When asked if they could improve one of the following (eyes, hair, body and teeth) teeth once again followed closely behind the top answer: body. When asked what would boost their self-confidence in their appearance when improved, more than half rated teeth as their second choice after body.
When asked to rate the following (breast augmentation, rhinoplasty, liposuction and teeth whitening) in order of popularity, the top answer was: teeth whitening.
According to the American Dental Association, teeth bleaching procedures have increased 300 percent in the last five years.
The independent survey also discovered that 70 percent of the participants would change the appearance of their teeth.

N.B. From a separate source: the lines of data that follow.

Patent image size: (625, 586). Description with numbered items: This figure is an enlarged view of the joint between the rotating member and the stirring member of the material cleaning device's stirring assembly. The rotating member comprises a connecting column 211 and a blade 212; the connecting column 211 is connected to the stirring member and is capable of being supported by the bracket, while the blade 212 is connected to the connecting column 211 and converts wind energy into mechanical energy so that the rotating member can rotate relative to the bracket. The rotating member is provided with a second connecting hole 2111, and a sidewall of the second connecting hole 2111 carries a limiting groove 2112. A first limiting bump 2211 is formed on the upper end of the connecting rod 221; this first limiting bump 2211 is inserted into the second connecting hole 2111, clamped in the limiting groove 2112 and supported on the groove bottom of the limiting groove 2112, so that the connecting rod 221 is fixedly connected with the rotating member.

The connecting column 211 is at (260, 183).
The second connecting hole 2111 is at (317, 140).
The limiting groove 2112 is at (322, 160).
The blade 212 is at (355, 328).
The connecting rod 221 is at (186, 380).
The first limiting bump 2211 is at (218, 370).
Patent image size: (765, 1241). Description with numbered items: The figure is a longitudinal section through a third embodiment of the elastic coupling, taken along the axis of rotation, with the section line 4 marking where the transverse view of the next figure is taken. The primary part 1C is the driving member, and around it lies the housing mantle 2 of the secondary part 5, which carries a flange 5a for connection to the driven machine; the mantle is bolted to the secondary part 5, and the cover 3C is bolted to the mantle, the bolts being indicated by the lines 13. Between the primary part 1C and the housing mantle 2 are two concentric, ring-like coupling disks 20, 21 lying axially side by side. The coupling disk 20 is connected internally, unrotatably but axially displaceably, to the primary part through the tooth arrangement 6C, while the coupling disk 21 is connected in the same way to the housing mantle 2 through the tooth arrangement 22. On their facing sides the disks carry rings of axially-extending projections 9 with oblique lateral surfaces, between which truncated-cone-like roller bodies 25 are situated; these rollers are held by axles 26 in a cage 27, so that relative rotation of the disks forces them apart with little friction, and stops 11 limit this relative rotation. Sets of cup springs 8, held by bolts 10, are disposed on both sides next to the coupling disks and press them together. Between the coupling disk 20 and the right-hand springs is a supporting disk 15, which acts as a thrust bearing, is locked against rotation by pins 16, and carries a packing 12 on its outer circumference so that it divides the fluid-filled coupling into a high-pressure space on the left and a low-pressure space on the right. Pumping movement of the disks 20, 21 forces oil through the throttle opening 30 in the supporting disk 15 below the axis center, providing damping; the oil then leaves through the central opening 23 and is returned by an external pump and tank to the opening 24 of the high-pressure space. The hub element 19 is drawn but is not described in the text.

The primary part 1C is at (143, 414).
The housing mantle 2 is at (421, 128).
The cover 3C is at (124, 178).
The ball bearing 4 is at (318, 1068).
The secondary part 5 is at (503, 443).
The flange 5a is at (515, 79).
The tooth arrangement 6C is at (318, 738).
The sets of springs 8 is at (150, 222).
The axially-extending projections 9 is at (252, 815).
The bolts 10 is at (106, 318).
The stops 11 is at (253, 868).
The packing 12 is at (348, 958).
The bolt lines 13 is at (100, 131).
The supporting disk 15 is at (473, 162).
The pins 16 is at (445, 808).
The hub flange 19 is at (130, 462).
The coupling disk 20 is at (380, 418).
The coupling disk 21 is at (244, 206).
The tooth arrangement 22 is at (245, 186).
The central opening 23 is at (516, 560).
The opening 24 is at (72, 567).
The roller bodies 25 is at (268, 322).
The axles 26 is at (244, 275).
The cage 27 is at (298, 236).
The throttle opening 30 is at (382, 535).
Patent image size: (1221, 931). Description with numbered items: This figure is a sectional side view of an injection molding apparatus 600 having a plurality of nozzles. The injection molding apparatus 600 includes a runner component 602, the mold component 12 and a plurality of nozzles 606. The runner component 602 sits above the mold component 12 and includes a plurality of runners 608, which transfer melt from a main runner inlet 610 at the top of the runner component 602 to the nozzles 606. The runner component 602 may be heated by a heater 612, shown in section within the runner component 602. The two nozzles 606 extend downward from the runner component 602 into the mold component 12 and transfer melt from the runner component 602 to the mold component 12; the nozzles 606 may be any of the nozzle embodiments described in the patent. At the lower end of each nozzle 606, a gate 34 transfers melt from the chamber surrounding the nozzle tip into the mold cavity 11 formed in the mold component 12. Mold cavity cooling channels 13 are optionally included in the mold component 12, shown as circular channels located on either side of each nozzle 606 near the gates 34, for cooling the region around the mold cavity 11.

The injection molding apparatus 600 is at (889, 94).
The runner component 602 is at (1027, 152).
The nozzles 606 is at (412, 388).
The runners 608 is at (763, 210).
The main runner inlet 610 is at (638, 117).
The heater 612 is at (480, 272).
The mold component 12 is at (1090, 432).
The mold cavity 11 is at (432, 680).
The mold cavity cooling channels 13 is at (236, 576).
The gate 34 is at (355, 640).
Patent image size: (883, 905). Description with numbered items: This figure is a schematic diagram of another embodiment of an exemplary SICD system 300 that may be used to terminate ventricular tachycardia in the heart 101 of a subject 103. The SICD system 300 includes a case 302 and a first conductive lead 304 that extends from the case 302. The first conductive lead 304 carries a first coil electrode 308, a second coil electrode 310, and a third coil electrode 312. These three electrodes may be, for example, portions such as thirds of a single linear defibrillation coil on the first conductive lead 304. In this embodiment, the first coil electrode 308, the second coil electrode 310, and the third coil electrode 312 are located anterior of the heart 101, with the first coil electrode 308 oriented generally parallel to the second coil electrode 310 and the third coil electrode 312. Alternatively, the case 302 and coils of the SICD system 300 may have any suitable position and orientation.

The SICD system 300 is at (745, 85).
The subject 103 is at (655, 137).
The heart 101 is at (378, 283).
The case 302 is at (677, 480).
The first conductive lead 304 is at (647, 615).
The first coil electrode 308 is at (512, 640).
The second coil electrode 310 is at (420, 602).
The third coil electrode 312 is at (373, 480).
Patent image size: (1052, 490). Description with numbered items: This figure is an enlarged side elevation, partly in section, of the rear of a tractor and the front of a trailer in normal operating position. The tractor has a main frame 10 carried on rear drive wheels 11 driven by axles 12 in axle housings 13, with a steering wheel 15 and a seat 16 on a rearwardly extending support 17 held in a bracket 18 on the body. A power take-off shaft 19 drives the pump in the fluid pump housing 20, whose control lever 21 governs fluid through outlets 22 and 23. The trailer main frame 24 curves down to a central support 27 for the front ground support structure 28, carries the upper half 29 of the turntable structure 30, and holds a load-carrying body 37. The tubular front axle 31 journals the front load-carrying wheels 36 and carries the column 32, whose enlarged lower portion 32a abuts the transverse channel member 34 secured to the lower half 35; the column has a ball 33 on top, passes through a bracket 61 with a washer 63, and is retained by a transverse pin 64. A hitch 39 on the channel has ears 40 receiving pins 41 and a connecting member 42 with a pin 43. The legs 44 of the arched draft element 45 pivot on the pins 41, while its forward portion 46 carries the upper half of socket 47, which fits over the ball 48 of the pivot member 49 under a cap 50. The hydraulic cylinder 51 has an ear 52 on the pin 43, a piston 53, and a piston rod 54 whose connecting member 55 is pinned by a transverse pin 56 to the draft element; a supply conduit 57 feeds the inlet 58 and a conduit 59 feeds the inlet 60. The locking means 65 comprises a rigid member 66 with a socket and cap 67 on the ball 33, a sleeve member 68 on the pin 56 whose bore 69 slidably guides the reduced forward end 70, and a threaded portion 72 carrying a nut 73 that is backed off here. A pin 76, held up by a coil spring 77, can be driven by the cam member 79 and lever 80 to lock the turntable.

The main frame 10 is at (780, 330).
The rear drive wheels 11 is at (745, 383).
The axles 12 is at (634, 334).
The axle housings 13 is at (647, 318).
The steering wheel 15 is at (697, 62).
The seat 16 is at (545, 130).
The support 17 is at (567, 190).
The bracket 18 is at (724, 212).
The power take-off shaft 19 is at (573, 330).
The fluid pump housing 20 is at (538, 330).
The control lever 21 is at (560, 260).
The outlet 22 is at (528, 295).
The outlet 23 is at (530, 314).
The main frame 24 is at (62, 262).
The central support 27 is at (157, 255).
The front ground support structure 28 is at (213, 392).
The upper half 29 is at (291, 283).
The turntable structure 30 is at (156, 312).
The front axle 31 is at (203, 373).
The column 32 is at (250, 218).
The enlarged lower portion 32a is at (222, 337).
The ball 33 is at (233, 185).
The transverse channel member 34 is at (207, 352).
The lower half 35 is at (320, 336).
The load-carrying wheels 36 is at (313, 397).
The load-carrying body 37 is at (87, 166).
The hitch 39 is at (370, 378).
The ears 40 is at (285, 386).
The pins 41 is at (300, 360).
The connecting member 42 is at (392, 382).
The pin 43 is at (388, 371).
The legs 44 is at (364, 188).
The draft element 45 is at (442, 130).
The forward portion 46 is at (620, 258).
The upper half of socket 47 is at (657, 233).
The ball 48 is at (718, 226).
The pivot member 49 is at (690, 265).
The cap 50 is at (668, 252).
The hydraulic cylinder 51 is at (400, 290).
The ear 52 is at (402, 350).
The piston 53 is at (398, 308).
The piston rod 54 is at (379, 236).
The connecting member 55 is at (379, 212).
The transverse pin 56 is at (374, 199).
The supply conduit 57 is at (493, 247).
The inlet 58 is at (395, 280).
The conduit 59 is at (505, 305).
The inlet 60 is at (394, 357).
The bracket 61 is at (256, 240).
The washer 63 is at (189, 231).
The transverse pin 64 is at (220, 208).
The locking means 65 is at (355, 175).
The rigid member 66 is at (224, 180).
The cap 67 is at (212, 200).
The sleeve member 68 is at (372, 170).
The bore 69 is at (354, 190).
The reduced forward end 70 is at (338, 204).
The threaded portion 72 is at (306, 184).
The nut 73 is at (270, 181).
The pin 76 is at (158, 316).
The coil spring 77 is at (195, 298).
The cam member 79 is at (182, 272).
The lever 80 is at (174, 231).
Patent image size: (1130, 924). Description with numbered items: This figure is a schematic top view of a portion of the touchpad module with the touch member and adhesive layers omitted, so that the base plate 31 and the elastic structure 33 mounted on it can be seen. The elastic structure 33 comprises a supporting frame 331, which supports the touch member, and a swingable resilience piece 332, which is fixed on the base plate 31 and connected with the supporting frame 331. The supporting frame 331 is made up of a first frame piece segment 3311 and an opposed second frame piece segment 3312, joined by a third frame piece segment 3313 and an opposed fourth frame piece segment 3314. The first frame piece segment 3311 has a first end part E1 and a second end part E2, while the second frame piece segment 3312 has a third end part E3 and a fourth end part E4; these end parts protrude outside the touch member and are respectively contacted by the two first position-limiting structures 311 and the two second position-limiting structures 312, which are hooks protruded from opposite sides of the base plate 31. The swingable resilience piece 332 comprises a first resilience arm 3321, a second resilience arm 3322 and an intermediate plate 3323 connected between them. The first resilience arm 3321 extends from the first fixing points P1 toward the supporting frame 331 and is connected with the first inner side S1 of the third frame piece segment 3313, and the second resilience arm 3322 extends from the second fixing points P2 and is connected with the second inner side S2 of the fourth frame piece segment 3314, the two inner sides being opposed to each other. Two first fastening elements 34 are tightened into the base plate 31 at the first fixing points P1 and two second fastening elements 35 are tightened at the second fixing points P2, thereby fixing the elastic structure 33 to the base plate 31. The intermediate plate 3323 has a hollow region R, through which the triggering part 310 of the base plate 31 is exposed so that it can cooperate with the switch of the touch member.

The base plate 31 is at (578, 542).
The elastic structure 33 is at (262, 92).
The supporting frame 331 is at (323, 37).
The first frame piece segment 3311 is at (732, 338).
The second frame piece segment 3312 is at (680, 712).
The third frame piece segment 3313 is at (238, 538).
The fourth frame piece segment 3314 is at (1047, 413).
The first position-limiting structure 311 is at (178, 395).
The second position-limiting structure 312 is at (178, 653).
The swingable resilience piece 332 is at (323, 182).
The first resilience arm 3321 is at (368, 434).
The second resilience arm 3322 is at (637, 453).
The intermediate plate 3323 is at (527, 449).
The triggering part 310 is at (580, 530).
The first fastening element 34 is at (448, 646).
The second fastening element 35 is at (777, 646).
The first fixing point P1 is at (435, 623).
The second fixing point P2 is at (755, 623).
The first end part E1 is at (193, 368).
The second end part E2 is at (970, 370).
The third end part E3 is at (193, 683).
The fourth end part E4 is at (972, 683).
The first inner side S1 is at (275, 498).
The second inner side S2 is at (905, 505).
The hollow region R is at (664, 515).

The Boom of Cosmetic Dentistry
Is cosmetic dentistry really that popular now? According to a recent American Academy of Cosmetic Dentistry survey of 9,000 U.S. citizens, a third of all cosmetic dental practices claim that they have more than 2000 patients that spend about 400 dollars in each visit. Moreover- in the last five years- about 40 percent of practices report growth of over 15 percent in cosmetic dental procedures. When asked if they believe their cosmetic services will continue to increase, 79 percent of the cosmetic dentists asserted "yes."
The survey also discovered that 95.9 percent of participants claimed that females tend to inquire more about cosmetic dentistry than males. The top three cosmetic dental services requested by patients were teeth bleaching, crown and bridge work and veneers.
When asked to identify the two main causes for the increase in cosmetic dentistry, 41.1 percent of surveyed cosmetic dentists claimed media coverage influenced the general public to enhance their appearance while 31 percent of the dentists assert that baby boomers desire a more youthful look.
It's no secret that looks do matter. And so do teeth. When you flash a smile, people make decisions based on your personality, confidence, social skills and of course, your physical appearance. It's no wonder that every year, more and more people invest in cosmetic dental work from professional teeth whitening to porcelain veneers. With the increased demand in cosmetic dental procedures, the entire cosmetic dental world flourishes every day.